Two homes in Kyiv were damaged by debris from missiles which had been shot down by the city’s air defences, according to the city military administration. Vitaliy Klitschko, Kyiv’s mayor, said 16 missiles were destroyed.
In the southern region of Mykolaiv, Governor Vitaly Kim wrote that five missiles were intercepted, while Lviv’s Mayor Andriy Sadovy said several explosions had been heard in the western city.
In the Odesa region, regional leader Maksym Marchenko reported that 21 missiles were shot down.
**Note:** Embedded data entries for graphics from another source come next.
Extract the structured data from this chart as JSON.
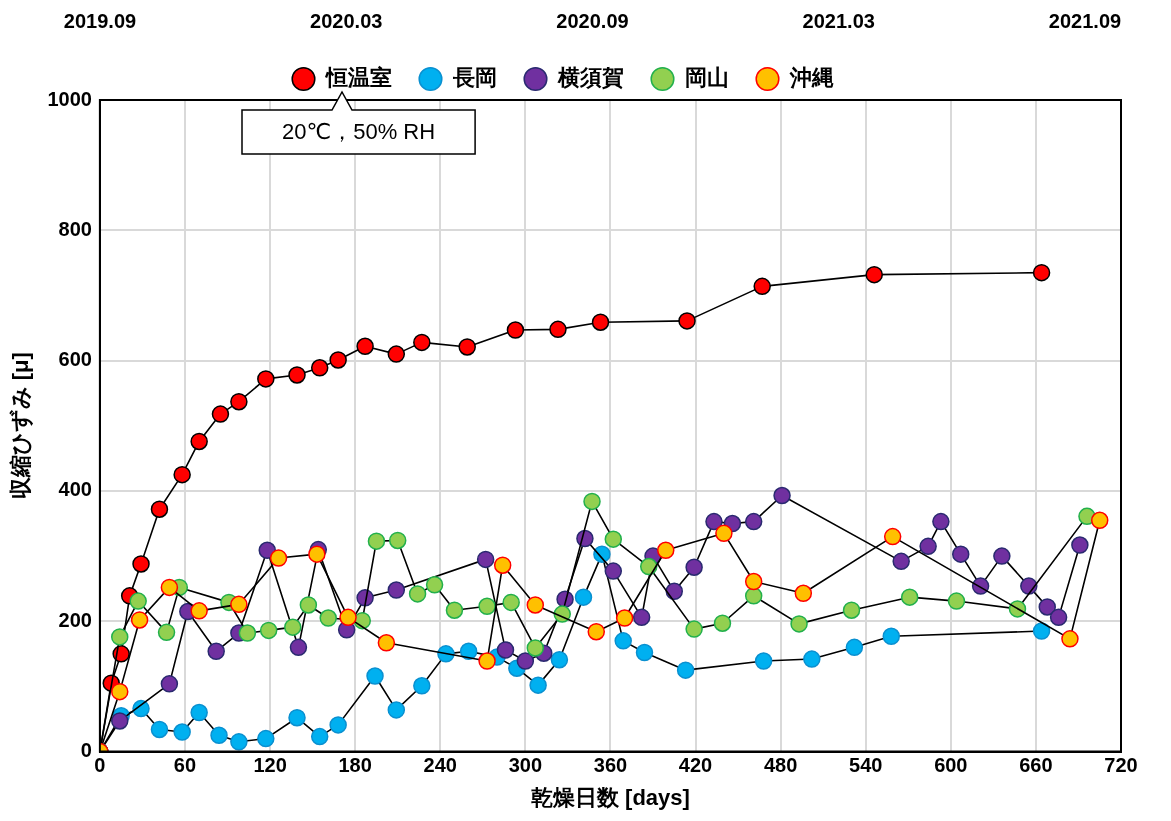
{
  "chart_data": {
    "type": "line",
    "xlabel": "乾燥日数 [days]",
    "ylabel": "収縮ひずみ [μ]",
    "xlim": [
      0,
      720
    ],
    "xticks": [
      0,
      60,
      120,
      180,
      240,
      300,
      360,
      420,
      480,
      540,
      600,
      660,
      720
    ],
    "ylim": [
      0,
      1000
    ],
    "yticks": [
      0,
      200,
      400,
      600,
      800,
      1000
    ],
    "grid": true,
    "legend": "top",
    "marker": "circle",
    "line_style": "solid",
    "annotations": [
      "2019.09",
      "2020.03",
      "2020.09",
      "2021.03",
      "2021.09",
      "20℃，50% RH"
    ],
    "series": [
      {
        "name": "恒温室",
        "color": "#ff0000",
        "x": [
          0,
          8,
          15,
          21,
          29,
          42,
          58,
          70,
          85,
          98,
          117,
          139,
          155,
          168,
          187,
          209,
          227,
          259,
          293,
          323,
          353,
          414,
          467,
          546,
          664
        ],
        "values": [
          0,
          105,
          150,
          239,
          288,
          372,
          425,
          476,
          518,
          537,
          572,
          578,
          589,
          601,
          622,
          610,
          628,
          621,
          647,
          648,
          659,
          661,
          714,
          732,
          735
        ]
      },
      {
        "name": "長岡",
        "color": "#00b0f0",
        "x": [
          0,
          15,
          29,
          42,
          58,
          70,
          84,
          98,
          117,
          139,
          155,
          168,
          194,
          209,
          227,
          244,
          260,
          280,
          294,
          309,
          324,
          341,
          354,
          369,
          384,
          413,
          468,
          502,
          532,
          558,
          664
        ],
        "values": [
          0,
          55,
          66,
          34,
          30,
          60,
          25,
          15,
          20,
          52,
          23,
          41,
          116,
          64,
          101,
          150,
          154,
          145,
          128,
          102,
          141,
          237,
          303,
          170,
          152,
          125,
          139,
          142,
          160,
          177,
          185
        ]
      },
      {
        "name": "横須賀",
        "color": "#7030a0",
        "x": [
          0,
          14,
          49,
          62,
          82,
          98,
          118,
          140,
          154,
          174,
          187,
          209,
          272,
          286,
          300,
          313,
          328,
          342,
          362,
          382,
          390,
          405,
          419,
          433,
          446,
          461,
          481,
          565,
          584,
          593,
          607,
          621,
          636,
          655,
          668,
          676,
          691
        ],
        "values": [
          0,
          47,
          104,
          215,
          154,
          182,
          309,
          160,
          310,
          187,
          236,
          248,
          295,
          156,
          139,
          151,
          234,
          327,
          277,
          206,
          300,
          246,
          283,
          353,
          350,
          353,
          393,
          292,
          315,
          353,
          303,
          254,
          300,
          254,
          222,
          206,
          317
        ]
      },
      {
        "name": "岡山",
        "color": "#92d050",
        "x": [
          0,
          14,
          27,
          47,
          56,
          91,
          104,
          119,
          136,
          147,
          161,
          185,
          195,
          210,
          224,
          236,
          250,
          273,
          290,
          307,
          326,
          347,
          362,
          387,
          419,
          439,
          461,
          493,
          530,
          571,
          604,
          647,
          696
        ],
        "values": [
          0,
          176,
          231,
          183,
          252,
          229,
          182,
          186,
          191,
          225,
          205,
          201,
          323,
          324,
          242,
          256,
          217,
          223,
          229,
          159,
          211,
          384,
          326,
          284,
          188,
          197,
          239,
          196,
          217,
          237,
          231,
          219,
          361
        ]
      },
      {
        "name": "沖縄",
        "color": "#ffc000",
        "x": [
          0,
          14,
          28,
          49,
          70,
          98,
          126,
          153,
          175,
          202,
          273,
          284,
          307,
          350,
          370,
          399,
          440,
          461,
          496,
          559,
          684,
          705
        ],
        "values": [
          0,
          92,
          202,
          252,
          216,
          226,
          297,
          303,
          206,
          167,
          139,
          286,
          225,
          184,
          205,
          309,
          335,
          261,
          243,
          330,
          173,
          355
        ]
      }
    ]
  }
}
Missile fragments had hit a residential building, but the occupants had emerged unscathed, he added.
And in a village in the western region of Ivano-Frankivsk, a senior adviser to President Volodymyr Zelenskyy claimed a missile had crashed into a resident’s home but miraculously not exploded.
Mykhailo Podolyak described the attacks as “evil” and accused Russia of seeking “to destroy critical infrastructure and kill civilians en masse.”
Moscow has been denying targeting Ukrainian civilians, but President Putin recently admitted that Russian forces had been hitting power plants.
International observers, including French President Macron, have said the targeting of energy facilities could constitute a war crime.
British attorney Nigel Povoas, lead prosecutor for the International Mobile Justice teams, has been visiting sites over the course of the winter, and is in no doubt that Russia is targeting civilians, in clear contravention of international law.
Speaking back in October, he said: “Even the claimed widespread attacks on energy and communications infrastructure appear to have minimal impact on military operations and maximum impact on the health, suffering and spread of terror within the civilian population with winter approaching.”
The latest Russian barrage also came as the head of Ukraine’s spy agency speculated that the two sides have reached a stalemate on the battlefield.
Kyrylo Budanov, in an interview with the BBC, said both sides were deadlocked, and that neither were able to make any significant advances.
“The situation is just stuck,” Budanov told the BBC “It doesn’t move.”
Ukraine is hoping that the arrival of promised new weaponry from its allies will enable it to push the Russian forces back, and further erode confidence in Putin’s “special military operation.”
“We can’t defeat them in all directions comprehensively. Neither can they,” he said. “We’re very much looking forward to new weapons supplies, and to the arrival of more advanced weapons.”
Budanov also dismissed reports that Belarus was poised to send platoons from its 48,000 strong army into Ukraine.
He claimed that Belarussian society would not countenance further involvement in the war (it has been allowing Russian forces to launch attacks from Belarus), and that there were serious doubts concerning the preparedness of its army.
“That’s why President Lukashenko is taking all steps to prevent a disaster for his country,” he said.